"Wife is a relationship or status. It is not an identity."
If you've read Stephen King's autobiography, you know what a critical role his wife Tabitha played in helping to launch his writing career. She's an acclaimed artist in her own right with eight novels and two non-fiction titles. Most importantly, she's not just “Stephen King's wife," an afterthought to be casually referenced in whatever thing her more famous husband is doing in the world.
Case in point, the Kings made a recent major charitable donation to the New England Historic Genealogical Society. It was an gift whose roots came from Tabitha King. However, in the media's coverage of the donation, nearly all the attention was focused on Stephen King himself. That didn't sit well with Tabitha or her spouse, the world's most iconic living fiction writer, who shared a letter from his wife in a Facebook post:
My wife is rightly pissed by headlines like this: “Stephen King and his wife donate $1.25M to New England Historic Genealogical Society." The gift was her original idea, and she has a name: TABITHA KING. Her response follows.

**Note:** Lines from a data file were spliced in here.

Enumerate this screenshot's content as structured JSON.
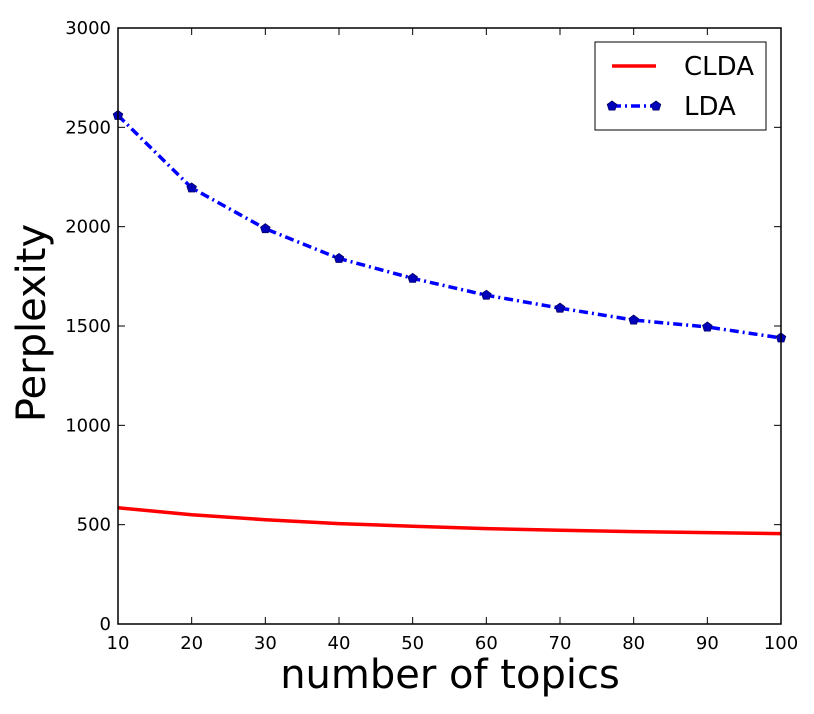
{
  "chart_data": {
    "type": "line",
    "title": "",
    "xlabel": "number of topics",
    "ylabel": "Perplexity",
    "xlim": [
      10,
      100
    ],
    "ylim": [
      0,
      3000
    ],
    "x": [
      10,
      20,
      30,
      40,
      50,
      60,
      70,
      80,
      90,
      100
    ],
    "xticks": [
      "10",
      "20",
      "30",
      "40",
      "50",
      "60",
      "70",
      "80",
      "90",
      "100"
    ],
    "yticks": [
      "0",
      "500",
      "1000",
      "1500",
      "2000",
      "2500",
      "3000"
    ],
    "grid": false,
    "legend_position": "top-right",
    "series": [
      {
        "name": "CLDA",
        "color": "#ff0000",
        "style": "solid",
        "marker": "none",
        "values": [
          585,
          550,
          525,
          505,
          492,
          480,
          472,
          465,
          460,
          455
        ]
      },
      {
        "name": "LDA",
        "color": "#0000ff",
        "style": "dashdot",
        "marker": "pentagon",
        "values": [
          2560,
          2195,
          1990,
          1840,
          1740,
          1655,
          1590,
          1530,
          1495,
          1440
        ]
      }
    ]
  }
}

Dear Editors (married to a wife or a husband):
In recent media coverage of a gift that my husband (ironic usage) and I made to the New England Historical and Genealogical Society, we became Stephen King and his wife.
Wife is a relationship or status. It is not an identity.
You could have made other choices. You could have referred to me as OfStephen. Or His Old Lady. Or His-Ball-And-Chain.
I have sons. You could have referred to me as Mother-of-Novelists. I have a daughter but wouldn't it be just silly to refer to me as Mother-of-Clergy?
I'm seventy. I thought I would give you permission, if “OfTabitha" predeceases me, to title my obituary, Relick of Stephen King.
In the meantime, you might consider the unconscious condescension in your style book, and give women their names.
That kind of says it all. As one commenter on Reddit noted:
"Tabitha King donated 1.25 million dollars. What an amazing philanthropist.
And then she first wave feminism-style ripped into media."
And for any readers wondering why we didn't include a photo of Tabitha King in the article, that's because we use a professional photo service in which no photos of her were available for purchase or download, further illustrating her point.
When they're not writing novels, the Kings have been active in politics and supporting the arts. They're building a shared legacy that will live alongside their writing long after they're both gone.
It's understandable that Stephen King gets the lion share of attention as his books have reached a nearly unprecedented level of commercial success. There's nothing sexist about acknowledging his accomplishments. But while he's here, he's one half of a partnership with his wife Tabitha. Being more inclusive and aware of that partnership isn't about being politically correct. It's about acknowledging that Tabitha King is a person - she's an acclaimed artist in her own right - and she is at least half the driving force allowing Stephen King to create the kind of content that has delighted, and terrified, audiences for decades.